Llegamos a la entrada de lo que parecían unas escaleras subterráneas. Yo ya no quería más oscuridad, me daba terror lo que pudiera ocurrir allí abajo y la señorita Sakura no estaba para protegernos, ella era la más valiente.
Dante se sentó pegado a la pared y tiró de mí para que ocupara el sitio siguiente antes de que me lo quitaran. Había mucha gente, era casi claustrofóbico. Naruto y Hinata se sentaron frente a nosotros ocupando un solo espacio, ya que Hinata se sentó en el regazo de Naruto. Sai e Ino los imitaron.
Ino se veía nerviosa, como sí algo la atormentara. Papá me habló sobre como leer a las personas, él era del TKB, experto en perfiles. Yo quería ser como él algún día...Eso desgraciadamente no podrá ser.
–Tengo hambre...-Murmuré más para mi que para el resto.
–Espera, creo que tengo algo de fruta en esta mochila.- Dijo Hinata
–Gracias.- Mordí la manzana que me ofreció.
–Parece que tendremos que escapar de este sitio también...Estamos jodidos.
–Naruto-Kun, controla tu vocabulario. ¿Dónde está Sakura? He oído las sirenas, no es seguro estar fuera...¿Qué habrá pasado?
El silencio entre nosotros se alzó frente al barullo de la multitud restante. Todos miraban al suelo en busca de algo de paz, incluso Dante había soltado su agarre en mi mano .Ahora la sensación fría me recorre.
–Sakura está bien, está con Serpiente...Yo la vi.- Susurró Ino apretándose más contra Sai.
–¿Cuándo la viste? Siempre estás cerca de Sai y él estaba a unos metros del banco en el que Naruto y yo estábamos sentados.
–Nos enfadamos y salí corriendo...La vi entrar con él en un edificio y también...Vi a los pocos metros la causa de que estemos todos aquí.
–¿Qué ha pasado?
–Han hecho un boquete en la muralla.-Sonó tan imperceptible que apenas logré distinguir lo que decía. Al instante todos nos alarmamos.
–¿¡Qué!?
-No grites, debemos conservar la calma. En cuanto vi a uno de ellos entrar corrí como alma que lleva el diablo de vuelta. Dios sabe que habrá pasado, solo sé que ni Karin ni Suigetsu están aquí y que Sakura está fuera con Serpiente.
–Solo nos queda esperar-Dijo Dante.
–La señorita Sakura estará bien, ella es muy valiente.- Sólo nos quedaba la esperanza, si ellos no tenían yo la tendría por todos.
SAKURA
–La situación está controlada, no han habido infectados ni bajas.
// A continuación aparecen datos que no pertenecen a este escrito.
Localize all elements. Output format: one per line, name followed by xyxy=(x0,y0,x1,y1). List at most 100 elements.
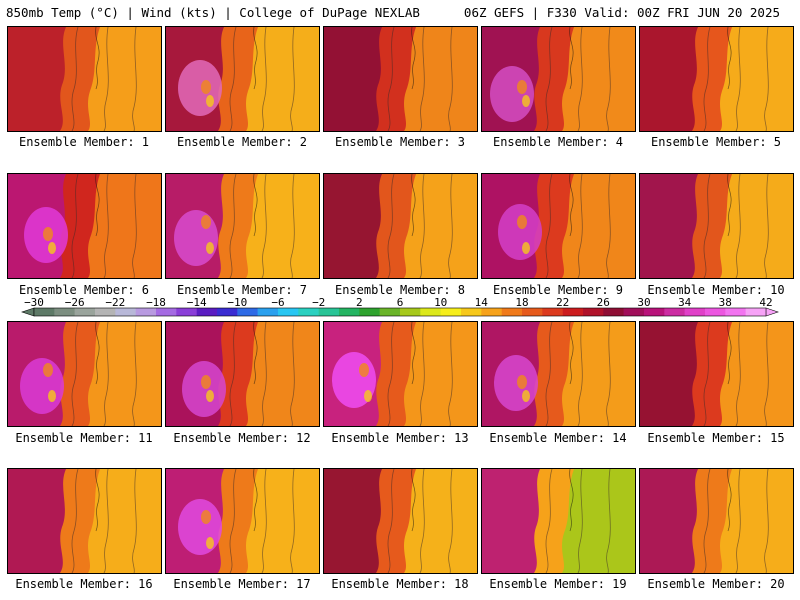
colorbar-swatch xyxy=(318,308,340,316)
ensemble-member-label: Ensemble Member: 18 xyxy=(331,577,469,591)
colorbar-tick-label: −6 xyxy=(271,296,284,309)
ensemble-member-map xyxy=(481,173,636,279)
colorbar-swatch xyxy=(562,308,584,316)
temperature-field xyxy=(640,27,793,131)
ensemble-member-label: Ensemble Member: 4 xyxy=(492,135,624,149)
ensemble-member-map xyxy=(7,468,162,574)
ensemble-member-label: Ensemble Member: 19 xyxy=(489,577,627,591)
colorbar-tick-label: 30 xyxy=(637,296,650,309)
ensemble-member-map xyxy=(7,173,162,279)
ensemble-member-map xyxy=(7,321,162,427)
colorbar-swatch xyxy=(54,308,75,316)
temperature-field xyxy=(640,469,793,573)
temperature-field xyxy=(324,322,477,426)
ensemble-member-label: Ensemble Member: 20 xyxy=(647,577,785,591)
colorbar-tick-label: −30 xyxy=(24,296,44,309)
ensemble-member-label: Ensemble Member: 3 xyxy=(334,135,466,149)
colorbar-swatch xyxy=(135,308,157,316)
ensemble-member-label: Ensemble Member: 13 xyxy=(331,431,469,445)
colorbar-swatch xyxy=(705,308,726,316)
temperature-field xyxy=(482,469,635,573)
run-valid-time: 06Z GEFS | F330 Valid: 00Z FRI JUN 20 20… xyxy=(463,5,780,20)
ensemble-member-label: Ensemble Member: 6 xyxy=(18,283,150,297)
colorbar-tick-label: −2 xyxy=(312,296,325,309)
colorbar-swatch xyxy=(379,308,401,316)
colorbar-tick-label: −18 xyxy=(146,296,166,309)
colorbar-tick-label: −22 xyxy=(105,296,125,309)
ensemble-member-map xyxy=(639,321,794,427)
ensemble-member-label: Ensemble Member: 15 xyxy=(647,431,785,445)
ensemble-member-map xyxy=(165,26,320,132)
colorbar-tick-label: −14 xyxy=(187,296,207,309)
ensemble-member-label: Ensemble Member: 17 xyxy=(173,577,311,591)
colorbar-swatch xyxy=(745,308,767,316)
colorbar-tick-label: 22 xyxy=(556,296,569,309)
ensemble-member-label: Ensemble Member: 7 xyxy=(176,283,308,297)
colorbar-swatch xyxy=(156,308,177,316)
colorbar-swatch xyxy=(644,308,665,316)
temperature-field xyxy=(166,322,319,426)
colorbar-swatch xyxy=(400,308,421,316)
temperature-field xyxy=(324,469,477,573)
colorbar-swatch xyxy=(725,308,746,316)
colorbar-swatch xyxy=(298,308,319,316)
colorbar-tick-label: −26 xyxy=(65,296,85,309)
colorbar-tick-label: 2 xyxy=(356,296,363,309)
colorbar-swatch xyxy=(583,308,604,316)
colorbar-swatch xyxy=(217,308,238,316)
temperature-field xyxy=(482,322,635,426)
ensemble-member-label: Ensemble Member: 9 xyxy=(492,283,624,297)
colorbar-swatch xyxy=(257,308,279,316)
temperature-field xyxy=(324,174,477,278)
colorbar-swatch xyxy=(278,308,299,316)
ensemble-member-label: Ensemble Member: 5 xyxy=(650,135,782,149)
ensemble-member-map xyxy=(481,468,636,574)
colorbar-tick-label: 18 xyxy=(515,296,528,309)
ensemble-member-map xyxy=(323,321,478,427)
temperature-field xyxy=(8,27,161,131)
temperature-field xyxy=(8,174,161,278)
colorbar-swatch xyxy=(196,308,218,316)
colorbar-tick-label: 42 xyxy=(759,296,772,309)
map-title: 850mb Temp (°C) | Wind (kts) | College o… xyxy=(6,5,420,20)
ensemble-member-label: Ensemble Member: 2 xyxy=(176,135,308,149)
temperature-field xyxy=(640,322,793,426)
ensemble-member-map xyxy=(323,468,478,574)
ensemble-member-label: Ensemble Member: 8 xyxy=(334,283,466,297)
colorbar-tick-label: 14 xyxy=(475,296,489,309)
colorbar-graphic: −30 −26 −22 −18 −14 −10 −6 −2 2 6 10 14 18 22 26 30 34 38… xyxy=(21,296,779,317)
colorbar-tick-label: 34 xyxy=(678,296,692,309)
ensemble-member-label: Ensemble Member: 11 xyxy=(15,431,153,445)
temperature-field xyxy=(324,27,477,131)
colorbar-swatch xyxy=(74,308,96,316)
ensemble-member-map xyxy=(323,26,478,132)
ensemble-member-map xyxy=(323,173,478,279)
ensemble-member-map xyxy=(7,26,162,132)
colorbar-swatch xyxy=(461,308,482,316)
ensemble-member-label: Ensemble Member: 1 xyxy=(18,135,150,149)
colorbar-tick-label: 38 xyxy=(719,296,732,309)
temperature-field xyxy=(8,322,161,426)
colorbar-swatch xyxy=(603,308,624,316)
ensemble-member-label: Ensemble Member: 10 xyxy=(647,283,785,297)
temperature-field xyxy=(166,469,319,573)
colorbar-swatch xyxy=(542,308,563,316)
colorbar-swatch xyxy=(684,308,706,316)
colorbar-swatch xyxy=(359,308,380,316)
colorbar-tick-label: −10 xyxy=(227,296,247,309)
colorbar-swatch xyxy=(481,308,502,316)
temperature-field xyxy=(166,174,319,278)
temperature-field xyxy=(482,174,635,278)
colorbar-swatch xyxy=(623,308,645,316)
temperature-colorbar: −30 −26 −22 −18 −14 −10 −6 −2 2 6 10 14 18 22 26 30 34 38… xyxy=(0,296,800,320)
temperature-field xyxy=(482,27,635,131)
ensemble-member-map xyxy=(165,468,320,574)
colorbar-swatch xyxy=(339,308,360,316)
colorbar-swatch xyxy=(176,308,197,316)
colorbar-swatch xyxy=(95,308,116,316)
temperature-field xyxy=(640,174,793,278)
temperature-field xyxy=(8,469,161,573)
colorbar-swatch xyxy=(420,308,441,316)
colorbar-swatch xyxy=(34,308,55,316)
ensemble-member-map xyxy=(481,26,636,132)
Hemos bloqueado la brecha sin sobresaltos.
–Gracias, vuelve a tu puesto.- El hombre salió apresuradamente de la sala después de un asentimiento.- Ves que no era para tanto, miedica.
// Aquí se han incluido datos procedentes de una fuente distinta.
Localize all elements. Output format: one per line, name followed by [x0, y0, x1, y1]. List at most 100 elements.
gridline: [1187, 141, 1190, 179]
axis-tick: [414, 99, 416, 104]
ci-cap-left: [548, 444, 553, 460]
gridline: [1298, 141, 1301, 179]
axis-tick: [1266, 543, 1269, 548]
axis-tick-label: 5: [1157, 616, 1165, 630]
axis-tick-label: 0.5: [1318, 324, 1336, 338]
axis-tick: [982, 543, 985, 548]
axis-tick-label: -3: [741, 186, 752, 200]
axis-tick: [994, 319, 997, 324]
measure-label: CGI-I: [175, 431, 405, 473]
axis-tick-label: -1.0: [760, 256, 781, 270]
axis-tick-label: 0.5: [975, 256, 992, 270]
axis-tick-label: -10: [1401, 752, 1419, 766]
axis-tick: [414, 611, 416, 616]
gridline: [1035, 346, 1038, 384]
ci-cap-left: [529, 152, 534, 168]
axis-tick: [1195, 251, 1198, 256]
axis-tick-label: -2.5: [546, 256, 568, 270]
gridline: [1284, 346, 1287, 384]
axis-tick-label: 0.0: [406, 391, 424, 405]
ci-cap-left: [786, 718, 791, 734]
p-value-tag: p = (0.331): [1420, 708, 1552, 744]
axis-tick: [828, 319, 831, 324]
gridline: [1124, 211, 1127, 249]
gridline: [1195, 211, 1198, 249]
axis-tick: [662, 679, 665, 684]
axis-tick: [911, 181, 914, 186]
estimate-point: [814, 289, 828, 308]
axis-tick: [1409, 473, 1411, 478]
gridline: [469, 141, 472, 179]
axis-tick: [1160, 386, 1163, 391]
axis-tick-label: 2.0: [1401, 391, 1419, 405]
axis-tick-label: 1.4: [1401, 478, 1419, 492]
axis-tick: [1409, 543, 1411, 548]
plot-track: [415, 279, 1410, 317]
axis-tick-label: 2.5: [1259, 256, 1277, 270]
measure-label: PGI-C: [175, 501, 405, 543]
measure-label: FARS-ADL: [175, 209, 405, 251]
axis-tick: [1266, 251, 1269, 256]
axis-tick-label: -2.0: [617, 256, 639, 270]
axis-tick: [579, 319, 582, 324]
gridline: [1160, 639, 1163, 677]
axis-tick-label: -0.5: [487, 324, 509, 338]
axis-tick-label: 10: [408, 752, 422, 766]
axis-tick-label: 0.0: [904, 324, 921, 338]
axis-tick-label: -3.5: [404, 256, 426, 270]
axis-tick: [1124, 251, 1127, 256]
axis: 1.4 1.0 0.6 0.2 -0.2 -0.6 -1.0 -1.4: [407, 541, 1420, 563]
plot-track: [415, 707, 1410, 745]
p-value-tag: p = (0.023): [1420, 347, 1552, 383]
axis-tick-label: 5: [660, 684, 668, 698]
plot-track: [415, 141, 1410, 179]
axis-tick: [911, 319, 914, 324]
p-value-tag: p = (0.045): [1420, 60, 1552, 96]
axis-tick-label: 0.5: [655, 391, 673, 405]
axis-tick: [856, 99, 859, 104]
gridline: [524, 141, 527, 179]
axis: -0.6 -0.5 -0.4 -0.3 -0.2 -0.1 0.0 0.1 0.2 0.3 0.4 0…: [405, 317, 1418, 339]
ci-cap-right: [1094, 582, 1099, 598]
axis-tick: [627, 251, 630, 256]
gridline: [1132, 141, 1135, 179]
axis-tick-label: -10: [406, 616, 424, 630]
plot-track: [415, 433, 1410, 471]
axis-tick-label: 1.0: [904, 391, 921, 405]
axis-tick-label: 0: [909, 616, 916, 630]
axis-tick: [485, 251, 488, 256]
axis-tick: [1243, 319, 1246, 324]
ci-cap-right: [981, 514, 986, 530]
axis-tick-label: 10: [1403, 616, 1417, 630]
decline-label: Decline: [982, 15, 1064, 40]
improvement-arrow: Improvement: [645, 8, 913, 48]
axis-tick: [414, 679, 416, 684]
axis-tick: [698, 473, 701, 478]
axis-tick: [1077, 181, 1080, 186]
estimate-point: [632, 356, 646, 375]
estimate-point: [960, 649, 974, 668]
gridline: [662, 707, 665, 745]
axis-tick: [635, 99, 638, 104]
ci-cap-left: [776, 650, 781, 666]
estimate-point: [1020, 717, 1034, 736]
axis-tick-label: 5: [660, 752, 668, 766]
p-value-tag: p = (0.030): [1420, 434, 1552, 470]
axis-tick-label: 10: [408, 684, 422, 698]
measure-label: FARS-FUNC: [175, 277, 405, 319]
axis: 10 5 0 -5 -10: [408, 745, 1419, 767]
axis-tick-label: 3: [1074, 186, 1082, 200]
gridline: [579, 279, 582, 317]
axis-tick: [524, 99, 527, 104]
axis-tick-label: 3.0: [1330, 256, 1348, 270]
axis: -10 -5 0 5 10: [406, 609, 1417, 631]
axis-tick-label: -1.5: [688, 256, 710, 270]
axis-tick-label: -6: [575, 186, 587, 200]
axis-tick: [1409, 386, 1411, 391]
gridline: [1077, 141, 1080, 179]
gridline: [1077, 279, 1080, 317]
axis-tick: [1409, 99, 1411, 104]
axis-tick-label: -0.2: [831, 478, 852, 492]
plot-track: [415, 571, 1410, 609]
–Eso se lo dirás a quién yo sé...- Se acercó peligrosamente a mi acorralándome contra la pared tras de mi.- ¿Qu...Qué haces? Idiota.
Sonrió de lado y fue bajando su rostro lentamente hasta que quedó a un costado del mío. Sus manos se posaron suavemente en mi cintura atrayéndome más a él. Me acariciaba de arriba a abajo lentamente. Mi respiración se hizo pesada.
–Me parece que sabes muy bien a quién se lo digo.- Sopló en mi oreja luego de decirlo.-Mírate, tu respiración ha cambiado.- Lamió mi lóbulo.- Parece que te gustan las serpientes, gatita.
–¿Gatita?
–Eres como una gatita, indefensa aparentemente pero con garras feroces.- Besó mi quijada haciéndome jadear inconscientemente. Me vi obligada a apartarlo de un fuerte empujón antes de que fuera demasiado tarde para mi.
Recompuse mi ropa e intenté calmarme mientras. Él me miraba con superioridad, me sacaba una cabeza y poco, se mostraba imponente. Lo fulminé con la mirada mientras terminaba de alisarme la camiseta.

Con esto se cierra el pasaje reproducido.